Derrick L. Johnson is Founder & Director of Dream MKE, an initiative dedicated to developing a culture of innovation in underserved communities in Milwaukee.
Dream MKE has a goal to develop pathways for individuals who have ideas, but don’t know the next steps—people who have transferable skills but lack the opportunity, and others who are simply looking to leverage technology to change the world. We believe that by integrating modern technologies into underserved communities, we can create positive systemic change.
At what point did you become interested in entrepreneurship?
My favorite definition of entrepreneurship is the pursuit of opportunity without regard to resources currently controlled. With that said, my first taste of entrepreneurship was in seventh grade, where I fixed computers for family members and friends. This lead to a development of inquisitiveness around technology. I remember taking apart clocks and reassembling them. I would use my Lionel train set to explore the boundaries to find the precise speed in which my train would topple the tracks but not derail. In retrospect, it was my mind’s way of creating thought models and frameworks to understand problems. It’s the breadth of these experiences that put me on my path today.

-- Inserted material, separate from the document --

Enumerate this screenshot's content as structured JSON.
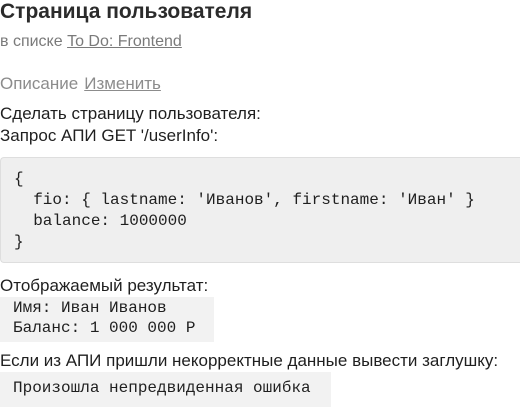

What has been the largest difficulty you’ve faced as an entrepreneur?
The most difficult thing about entrepreneurship has been finding individuals who see value in nontraditional opportunities. While it has been fairly easy for us to find the next clothing line, restaurant or real estate investor, finding functional entrepreneurs who are willing to search for that nightmare problem, solve the problem and monetize that solution has been difficult. Thus finding the right problem to solve and having the persistence to select another problem—even when you realize you got the 31st try wrong—is essential. Almost any problem can be solved when the people trying to solve them are removed from restrictive systems and given enough time. There is a delicate trifecta that epitomizes entrepreneurship; it’s this balance of time, risk and opportunity that eludes even the brightest minds.
What makes Milwaukee a unique place to start a company?
Milwaukee is a great place to start a company because leaders and mentors have an intrinsic, vested stake in helping the next generation become successful. We see this epitomized in the launch of BrightStar Wisconsin Foundation, where investors are exploring a philanthropic investing model. Honesty, more leaders are accessible here. Simply having the ability to call individuals who have achieved success (and they actually pick up) and share their advice has been tremendous.
What piece of advice do you have for new startup companies?
Find people who inspire you. Find individuals who have a different worldview than you do.
Also, ask what people need: What’s bothering them? What’s hassling them? What’s costing them money? What’s keeping them from getting what they want? Ask how could you help these people do their job better.
What was your dream job as a child?
When I was a child I wanted to be a music producer. I was raised around music. My grandmother worked at WGCI in Chicago, so our house was filled with enough vinyl to fill a few bedrooms. In my early twenties, I worked as a recording engineer, won Milwaukee’s first Dynamic Producer beat battle and even met a few superstars. However, THE biggest highlight was getting a positive feedback from Teddy Riley, one of my favorite producers.